Noting that long-term storage of vaccines is possible only through cold storage facilities, Gowda said the Prime Minister should pass on this challenge to the IITs. "They should tell us how to convert any room into a cold storage facility with an inexpensive assembly unit," he said.
Floor leaders from all parties in the Lok Sabha and the Rajya Sabha were invited to attend the virtual meeting. This was the second all-party meeting called by the government to discuss the COVID-19 situation since the outbreak of the coronavirus.
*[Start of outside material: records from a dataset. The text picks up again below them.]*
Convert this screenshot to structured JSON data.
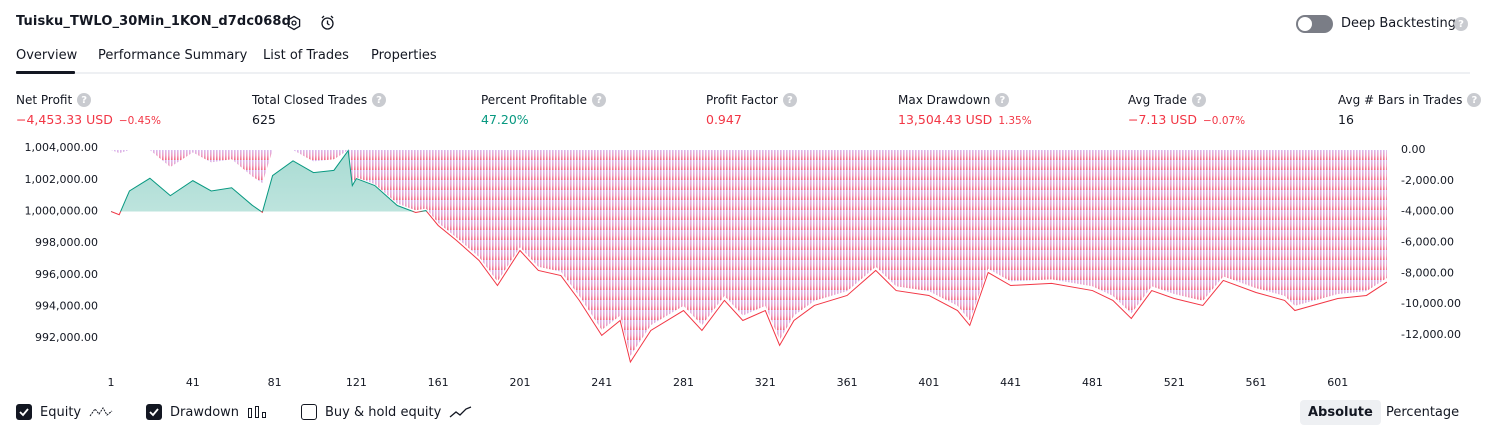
{
  "header": {
    "title": "Tuisku_TWLO_30Min_1KON_d7dc068d",
    "toggle_label": "Deep Backtesting"
  },
  "tabs": [
    "Overview",
    "Performance Summary",
    "List of Trades",
    "Properties"
  ],
  "metrics": [
    {
      "label": "Net Profit",
      "value": "−4,453.33 USD",
      "percent": "−0.45%",
      "color": "#f23645"
    },
    {
      "label": "Total Closed Trades",
      "value": "625",
      "color": "#131722"
    },
    {
      "label": "Percent Profitable",
      "value": "47.20%",
      "color": "#089981"
    },
    {
      "label": "Profit Factor",
      "value": "0.947",
      "color": "#f23645"
    },
    {
      "label": "Max Drawdown",
      "value": "13,504.43 USD",
      "percent": "1.35%",
      "color": "#f23645"
    },
    {
      "label": "Avg Trade",
      "value": "−7.13 USD",
      "percent": "−0.07%",
      "color": "#f23645"
    },
    {
      "label": "Avg # Bars in Trades",
      "value": "16",
      "color": "#131722"
    }
  ],
  "chart_data": {
    "type": "line",
    "x": [
      1,
      5,
      10,
      20,
      30,
      41,
      50,
      60,
      70,
      75,
      80,
      90,
      100,
      110,
      117,
      119,
      121,
      130,
      141,
      150,
      155,
      161,
      170,
      181,
      190,
      201,
      210,
      221,
      230,
      241,
      250,
      255,
      265,
      281,
      290,
      301,
      310,
      321,
      328,
      335,
      345,
      361,
      375,
      385,
      401,
      415,
      421,
      430,
      441,
      461,
      481,
      491,
      500,
      510,
      521,
      535,
      545,
      561,
      575,
      580,
      601,
      615,
      625
    ],
    "series": [
      {
        "name": "Equity",
        "color": "#089981",
        "values": [
          1000000,
          999800,
          1001300,
          1002100,
          1001000,
          1001950,
          1001300,
          1001500,
          1000400,
          999950,
          1002270,
          1003200,
          1002460,
          1002600,
          1003850,
          1001640,
          1002080,
          1001640,
          1000380,
          999940,
          1000060,
          999120,
          998170,
          996910,
          995330,
          997540,
          996280,
          995960,
          994390,
          992180,
          993120,
          990500,
          992490,
          993750,
          992490,
          994390,
          993120,
          993750,
          991550,
          993120,
          994070,
          994700,
          996280,
          995010,
          994700,
          993750,
          992810,
          996150,
          995330,
          995460,
          995010,
          994390,
          993250,
          995010,
          994510,
          994070,
          995650,
          994890,
          994390,
          993750,
          994510,
          994700,
          995547
        ]
      },
      {
        "name": "Drawdown",
        "color": "#f23645",
        "axis": "y2",
        "values": [
          0,
          -200,
          0,
          0,
          -1100,
          -150,
          -800,
          -600,
          -1700,
          -2150,
          0,
          0,
          -740,
          -600,
          0,
          -2210,
          -1770,
          -2210,
          -3470,
          -3910,
          -3790,
          -4730,
          -5680,
          -6940,
          -8520,
          -6310,
          -7570,
          -7890,
          -9460,
          -11670,
          -10730,
          -13350,
          -11360,
          -10100,
          -11360,
          -9460,
          -10730,
          -10100,
          -12300,
          -10730,
          -9780,
          -9150,
          -7570,
          -8840,
          -9150,
          -10100,
          -11040,
          -7700,
          -8520,
          -8390,
          -8840,
          -9460,
          -10600,
          -8840,
          -9340,
          -9780,
          -8200,
          -8960,
          -9460,
          -10100,
          -9340,
          -9150,
          -8303
        ]
      }
    ],
    "xlim": [
      0,
      628
    ],
    "xticks": [
      1,
      41,
      81,
      121,
      161,
      201,
      241,
      281,
      321,
      361,
      401,
      441,
      481,
      521,
      561,
      601
    ],
    "ylim": [
      990500,
      1004200
    ],
    "yticks": [
      {
        "value": 992000,
        "label": "992,000.00"
      },
      {
        "value": 994000,
        "label": "994,000.00"
      },
      {
        "value": 996000,
        "label": "996,000.00"
      },
      {
        "value": 998000,
        "label": "998,000.00"
      },
      {
        "value": 1000000,
        "label": "1,000,000.00"
      },
      {
        "value": 1002000,
        "label": "1,002,000.00"
      },
      {
        "value": 1004000,
        "label": "1,004,000.00"
      }
    ],
    "y2lim": [
      -13750,
      325
    ],
    "y2ticks": [
      {
        "value": 0,
        "label": "0.00"
      },
      {
        "value": -2000,
        "label": "-2,000.00"
      },
      {
        "value": -4000,
        "label": "-4,000.00"
      },
      {
        "value": -6000,
        "label": "-6,000.00"
      },
      {
        "value": -8000,
        "label": "-8,000.00"
      },
      {
        "value": -10000,
        "label": "-10,000.00"
      },
      {
        "value": -12000,
        "label": "-12,000.00"
      }
    ]
  },
  "footer": {
    "buy_hold": "Buy & hold equity",
    "modes": [
      "Absolute",
      "Percentage"
    ]
  }
}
According to the former PM's office, Gowda also sought to know whether the Centre would bear the cost of the vaccination programme or state governments would have to share the cost. Questioning whether India was going to buy vaccines from other countries since it may not have the capacity to meet the large requirements, he asked "should we allow Phase 3 vaccine trials more time to assess its efficacy and safety? How many people are we going to vaccinate in the first round?" Modi had recently visited pharmaceutical companies in Ahmedabad, Hyderabad and Pune to review coronavirus vaccine development work there.